いずれにしましても、朝比奈氏が251回も第9交響曲を演奏して来て、毎回積み上げて来たものの総決算とでも言うべき名演奏で、朝比奈氏と長年コンビを組んで来た大阪フィルのメンバーも、前日とは全く異なる指揮棒の意図を正に「あうん」の呼吸で読み取り、その場で見事に表現し切っているのは見事と言えます。

第1楽章は、朝比奈氏らしい遅めのテンポで、スケール雄大に構築して行きます。再現部冒頭のティンパニーも楽譜通りの刻みで(圧倒的にトレモロのケースが多い)、その渋さに好感が持てます。

第2楽章も遅めのテンポで、頑固に細部まで拘って、丹念に描いていきます。その素朴で泥臭いリズム、最初は抵抗がありましたが、聴き込む内に、一つの立派な見識であると思うようになりました。スケルツオ主部のワーグナーがホルンを追加した部分も、勿論ホルン無しで素朴な味わいを出しています。

第3楽章は、暖かく感動的な演奏です。特に重要なパートを受け持つヴィオラの力量には大いに注目して良いと思います。

第4楽章は、特に後半(突然、宗教曲のように変貌する部分以降)が、たいへん感動的で立派な演奏です。ブルックナーを十八番とした朝比奈氏でないと正になし得ない表現であると痛感いたします。

日本人は昔から西洋コンプレックスが強く、西洋人の演奏を理屈抜きに高く評価するのに、日本人によるパフォーマンスには途端に辛口になる傾向が顕著に見られますが、少なくともベートーヴェンの第9交響曲に関しては、もっと日本人の演奏を高く評価しても良いと考えております。私が群馬県に在住中に聴きました、高関健氏指揮の群馬交響楽団の演奏も、実に素晴らしいものでした。

 

◎第9交響曲の、その他の名演奏として

フルトヴェングラー指揮フィルハーモニア管弦楽団演奏(1954年8月22日、ルツエルン音楽祭でのライブ録音)

東さんが挙げられた1951年のバイロイト盤が勿論、絶対的な定番ですが、私個人は、このフルトヴェングラーの死の年の演奏をたいへん気に入っております。
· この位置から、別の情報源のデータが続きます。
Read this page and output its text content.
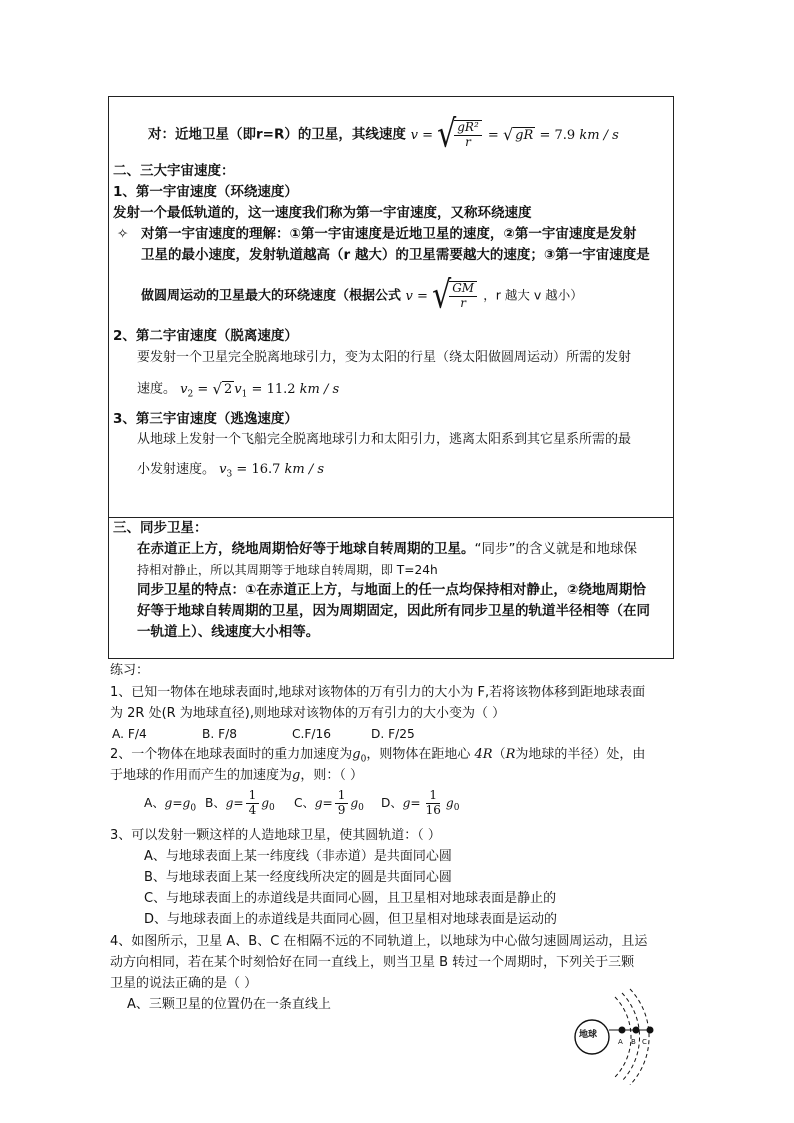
对：近地卫星（即r=R）的卫星，其线速度 v = √
$\frac{\text{gR²}}{r}$ = √ gR = 7.9 km / s
二、三大宇宙速度：
1、第一宇宙速度（环绕速度）
发射一个最低轨道的，这一速度我们称为第一宇宙速度，又称环绕速度
✧ 对第一宇宙速度的理解：①第一宇宙速度是近地卫星的速度，②第一宇宙速度是发射
卫星的最小速度，发射轨道越高（r 越大）的卫星需要越大的速度；③第一宇宙速度是
做圆周运动的卫星最大的环绕速度（根据公式 v = √
$\frac{GM}{r}$ ，r 越大 v 越小）
2、第二宇宙速度（脱离速度）
要发射一个卫星完全脱离地球引力，变为太阳的行星（绕太阳做圆周运动）所需的发射
速度。 $v_2$ = √ 2 $v_1 = 11.2$ km / s
3、第三宇宙速度（逃逸速度）
从地球上发射一个飞船完全脱离地球引力和太阳引力，逃离太阳系到其它星系所需的最
小发射速度。 $v_3 = 16.7$ km / s
三、同步卫星：
在赤道正上方，绕地周期恰好等于地球自转周期的卫星。“同步”的含义就是和地球保
持相对静止，所以其周期等于地球自转周期，即 T=24h
同步卫星的特点：①在赤道正上方，与地面上的任一点均保持相对静止，②绕地周期恰
好等于地球自转周期的卫星，因为周期固定，因此所有同步卫星的轨道半径相等（在同
一轨道上）、线速度大小相等。
练习：
1、已知一物体在地球表面时,地球对该物体的万有引力的大小为 F,若将该物体移到距地球表面
为 2R 处(R 为地球直径),则地球对该物体的万有引力的大小变为（ ）
A. F/4	B. F/8	C.F/16	D. F/25
2、一个物体在地球表面时的重力加速度为$g_0$，则物体在距地心 4R（R为地球的半径）处，由
于地球的作用而产生的加速度为g，则：（ ）
A、$g=g_0$ B、$g= \frac{1}{4} g_0$ C、$g= \frac{1}{9} g_0$ D、$g= \frac{1}{16} g_0$
3、可以发射一颗这样的人造地球卫星，使其圆轨道：（ ）
A、与地球表面上某一纬度线（非赤道）是共面同心圆
B、与地球表面上某一经度线所决定的圆是共面同心圆
C、与地球表面上的赤道线是共面同心圆，且卫星相对地球表面是静止的
D、与地球表面上的赤道线是共面同心圆，但卫星相对地球表面是运动的
4、如图所示，卫星 A、B、C 在相隔不远的不同轨道上，以地球为中心做匀速圆周运动，且运
动方向相同，若在某个时刻恰好在同一直线上，则当卫星 B 转过一个周期时，下列关于三颗
卫星的说法正确的是（ ）
A、三颗卫星的位置仍在一条直线上
地球
A B C
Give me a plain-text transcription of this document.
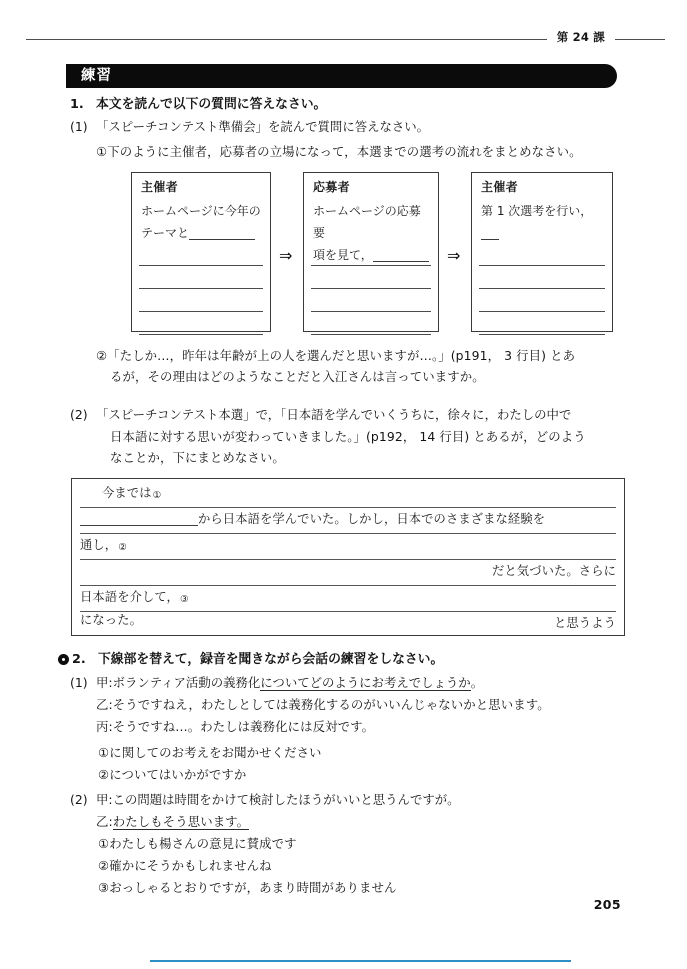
第 24 課
練習
1. 本文を読んで以下の質問に答えなさい。
(1) 「スピーチコンテスト準備会」を読んで質問に答えなさい。
①下のように主催者，応募者の立場になって，本選までの選考の流れをまとめなさい。
主催者
ホームページに今年の
テーマと
⇒
応募者
ホームページの応募要
項を見て，	⇒
主催者
第 1 次選考を行い，
②「たしか…，昨年は年齢が上の人を選んだと思いますが…。」(p191， 3 行目) とあ
るが，その理由はどのようなことだと入江さんは言っていますか。
(2) 「スピーチコンテスト本選」で，「日本語を学んでいくうちに，徐々に，わたしの中で
日本語に対する思いが変わっていきました。」(p192， 14 行目) とあるが，どのよう
なことか，下にまとめなさい。
今までは①
から日本語を学んでいた。しかし，日本でのさまざまな経験を
通し，②
だと気づいた。さらに
日本語を介して，③
と思うよう
になった。
2. 下線部を替えて，録音を聞きながら会話の練習をしなさい。
(1) 甲:ボランティア活動の義務化についてどのようにお考えでしょうか。
乙:そうですねえ，わたしとしては義務化するのがいいんじゃないかと思います。
丙:そうですね…。わたしは義務化には反対です。
①に関してのお考えをお聞かせください
②についてはいかがですか
(2) 甲:この問題は時間をかけて検討したほうがいいと思うんですが。
乙:わたしもそう思います。
①わたしも楊さんの意見に賛成です
②確かにそうかもしれませんね
③おっしゃるとおりですが，あまり時間がありません
205
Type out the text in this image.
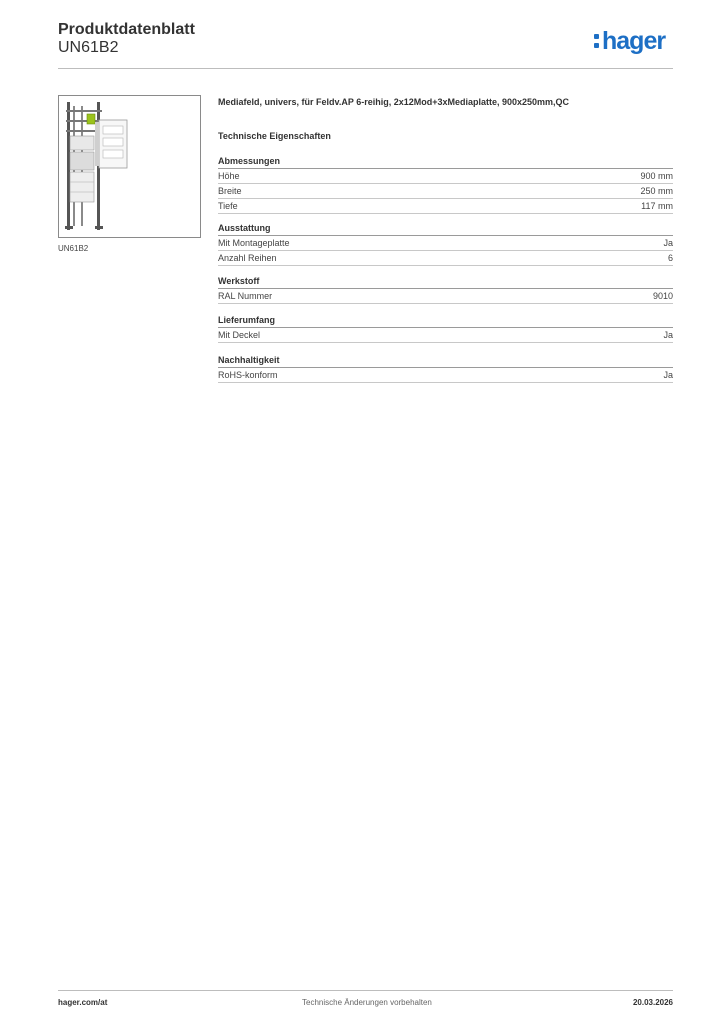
Produktdatenblatt
UN61B2	hager
UN61B2
Mediafeld, univers, für Feldv.AP 6-reihig, 2x12Mod+3xMediaplatte, 900x250mm,QC
Technische Eigenschaften
Abmessungen
Höhe	900 mm
Breite	250 mm
Tiefe	117 mm
Ausstattung
Mit Montageplatte	Ja
Anzahl Reihen	6
Werkstoff
RAL Nummer	9010
Lieferumfang
Mit Deckel	Ja
Nachhaltigkeit
RoHS-konform	Ja
hager.com/at	Technische Änderungen vorbehalten	20.03.2026
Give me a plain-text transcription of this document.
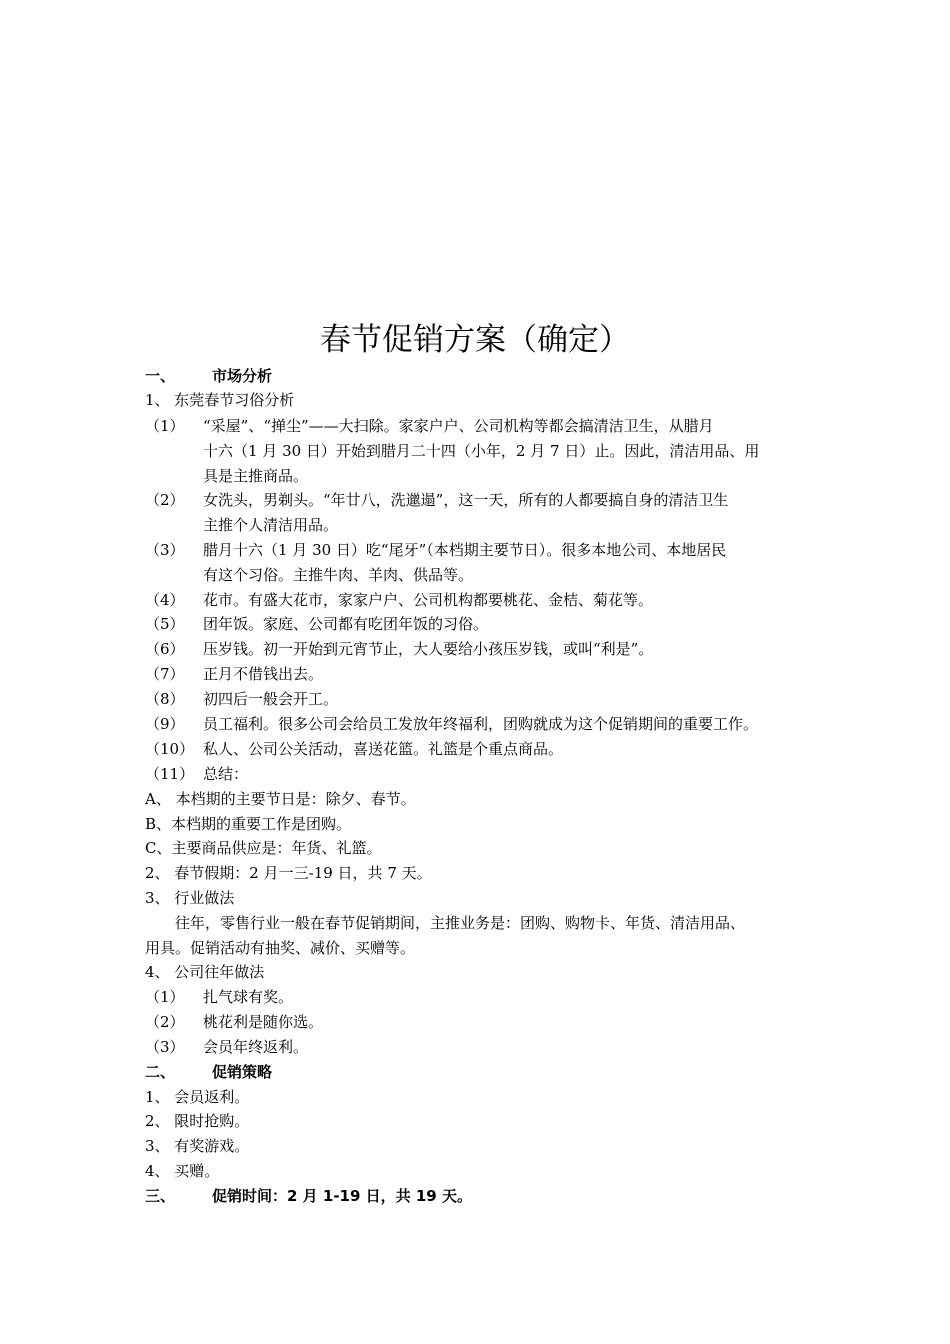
春节促销方案（确定）
一、 市场分析
1、 东莞春节习俗分析
（1） “采屋”、“掸尘”——大扫除。家家户户、公司机构等都会搞清洁卫生，从腊月
十六（1 月 30 日）开始到腊月二十四（小年，2 月 7 日）止。因此，清洁用品、用
具是主推商品。
（2） 女洗头，男剃头。“年廿八，洗邋遢”，这一天，所有的人都要搞自身的清洁卫生
主推个人清洁用品。
（3） 腊月十六（1 月 30 日）吃“尾牙”（本档期主要节日）。很多本地公司、本地居民
有这个习俗。主推牛肉、羊肉、供品等。
（4） 花市。有盛大花市，家家户户、公司机构都要桃花、金桔、菊花等。
（5） 团年饭。家庭、公司都有吃团年饭的习俗。
（6） 压岁钱。初一开始到元宵节止，大人要给小孩压岁钱，或叫“利是”。
（7） 正月不借钱出去。
（8） 初四后一般会开工。
（9） 员工福利。很多公司会给员工发放年终福利，团购就成为这个促销期间的重要工作。
（10） 私人、公司公关活动，喜送花篮。礼篮是个重点商品。
（11） 总结：
A、 本档期的主要节日是：除夕、春节。
B、本档期的重要工作是团购。
C、主要商品供应是：年货、礼篮。
2、 春节假期：2 月一三-19 日，共 7 天。
3、 行业做法
往年，零售行业一般在春节促销期间，主推业务是：团购、购物卡、年货、清洁用品、
用具。促销活动有抽奖、减价、买赠等。
4、 公司往年做法
（1） 扎气球有奖。
（2） 桃花利是随你选。
（3） 会员年终返利。
二、 促销策略
1、 会员返利。
2、 限时抢购。
3、 有奖游戏。
4、 买赠。
三、 促销时间：2 月 1-19 日，共 19 天。
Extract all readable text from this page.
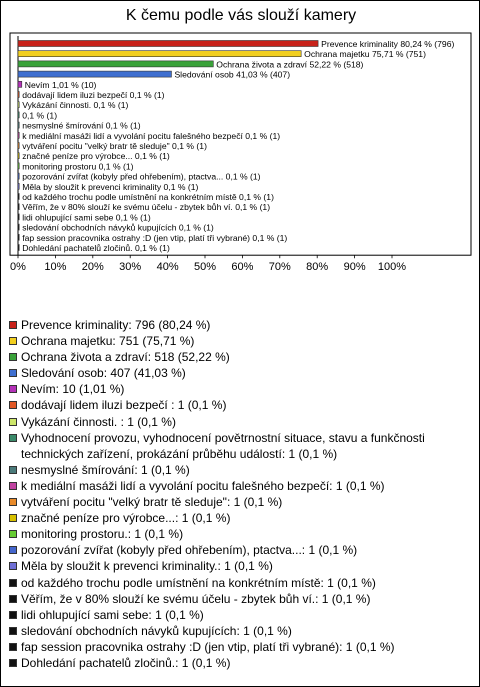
K čemu podle vás slouží kamery
Prevence kriminality 80,24 % (796)
Ochrana majetku 75,71 % (751)
Ochrana života a zdraví 52,22 % (518)
Sledování osob 41,03 % (407)
Nevím 1,01 % (10)
dodávají lidem iluzi bezpečí 0,1 % (1)
Vykázání činnosti. 0,1 % (1)
0,1 % (1)
nesmyslné šmírování 0,1 % (1)
k mediální masáži lidí a vyvolání pocitu falešného bezpečí 0,1 % (1)
vytváření pocitu "velký bratr tě sleduje" 0,1 % (1)
značné peníze pro výrobce... 0,1 % (1)
monitoring prostoru 0,1 % (1)
pozorování zvířat (kobyly před ohřebením), ptactva... 0,1 % (1)
Měla by sloužit k prevenci kriminality 0,1 % (1)
od každého trochu podle umístnění na konkrétním místě 0,1 % (1)
Věřím, že v 80% slouží ke svému účelu - zbytek bůh ví. 0,1 % (1)
lidi ohlupující sami sebe 0,1 % (1)
sledování obchodních návyků kupujících 0,1 % (1)
fap session pracovnika ostrahy :D (jen vtip, platí tři vybrané) 0,1 % (1)
Dohledání pachatelů zločinů. 0,1 % (1)
0% 10% 20% 30% 40% 50% 60% 70% 80% 90% 100%
Prevence kriminality: 796 (80,24 %)
Ochrana majetku: 751 (75,71 %)
Ochrana života a zdraví: 518 (52,22 %)
Sledování osob: 407 (41,03 %)
Nevím: 10 (1,01 %)
dodávají lidem iluzi bezpečí : 1 (0,1 %)
Vykázání činnosti. : 1 (0,1 %)
Vyhodnocení provozu, vyhodnocení povětrnostní situace, stavu a funkčnosti technických zařízení, prokázání průběhu událostí: 1 (0,1 %)
nesmyslné šmírování: 1 (0,1 %)
k mediální masáži lidí a vyvolání pocitu falešného bezpečí: 1 (0,1 %)
vytváření pocitu "velký bratr tě sleduje": 1 (0,1 %)
značné peníze pro výrobce...: 1 (0,1 %)
monitoring prostoru.: 1 (0,1 %)
pozorování zvířat (kobyly před ohřebením), ptactva...: 1 (0,1 %)
Měla by sloužit k prevenci kriminality.: 1 (0,1 %)
od každého trochu podle umístnění na konkrétním místě: 1 (0,1 %)
Věřím, že v 80% slouží ke svému účelu - zbytek bůh ví.: 1 (0,1 %)
lidi ohlupující sami sebe: 1 (0,1 %)
sledování obchodních návyků kupujících: 1 (0,1 %)
fap session pracovnika ostrahy :D (jen vtip, platí tři vybrané): 1 (0,1 %)
Dohledání pachatelů zločinů.: 1 (0,1 %)
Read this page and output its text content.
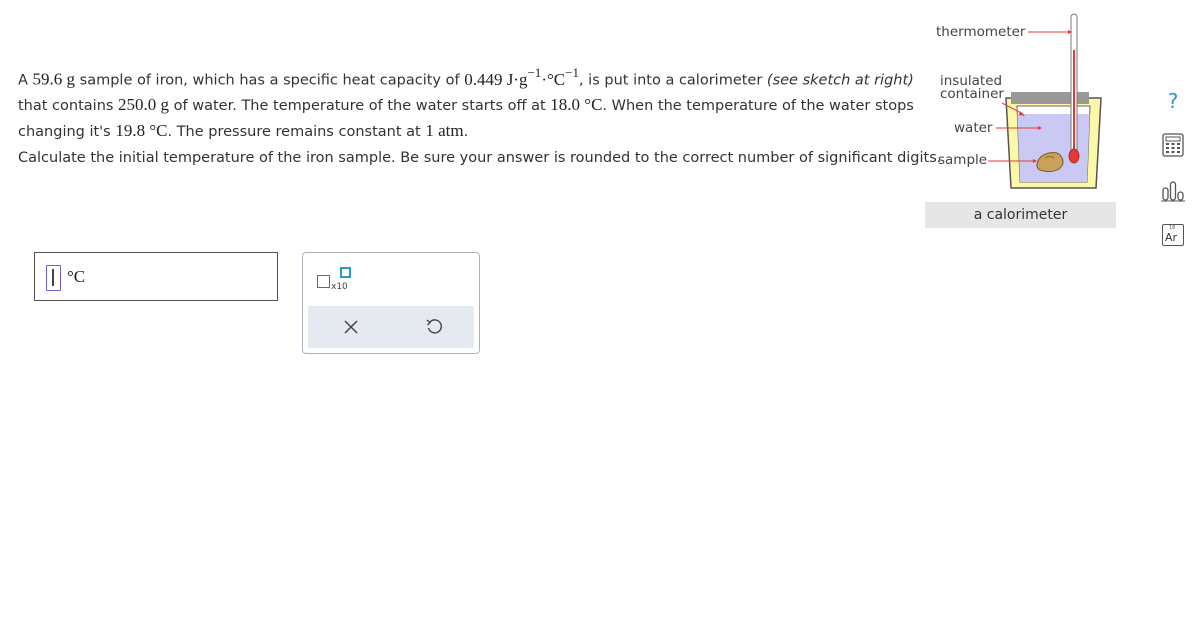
A 59.6 g sample of iron, which has a specific heat capacity of 0.449 $J\cdot g^{-1}\cdot^\circ C^{-1}$, is put into a calorimeter (see sketch at right) that contains 250.0 g of water. The temperature of the water starts off at 18.0 °C. When the temperature of the water stops changing it's 19.8 °C. The pressure remains constant at 1 atm.
Calculate the initial temperature of the iron sample. Be sure your answer is rounded to the correct number of significant digits.
thermometer
insulated
container
water
sample
a calorimeter
°C
x10
?
18
Ar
フルトヴェングラー自らも、第9交響曲を演奏することを「一種の神事」と考えていたようで、その意味で、非常に感動的な演奏であると、あくまで私個人は思っております。

 

トスカニーニ指揮 NBC交響楽団演奏

正当派のたいへん立派な演奏で、交響曲第3番「英雄」と並び、最近の私の嗜好では、神格化されたフルトヴェングラーの演奏よりも、むしろ好ましく感じられます。

 

以上、9回にわたって記述させていただきましたが、交響曲2番、6番、8番の素晴らしさに改めて気付く等、大きな収穫がありました。またピアノソナタとの関連性でも、様々な気付きがあり、この趣味を持って良かったと、つくづく感じております。

なお全体を通じて、個人的な独断や偏見に満ちた部分もたいへん多く、世評とは随分と異なる見解を、正に好き勝手に書かせていただきましたが、あくまで、一人の素人による趣味的見解に過ぎないことは勿論であります。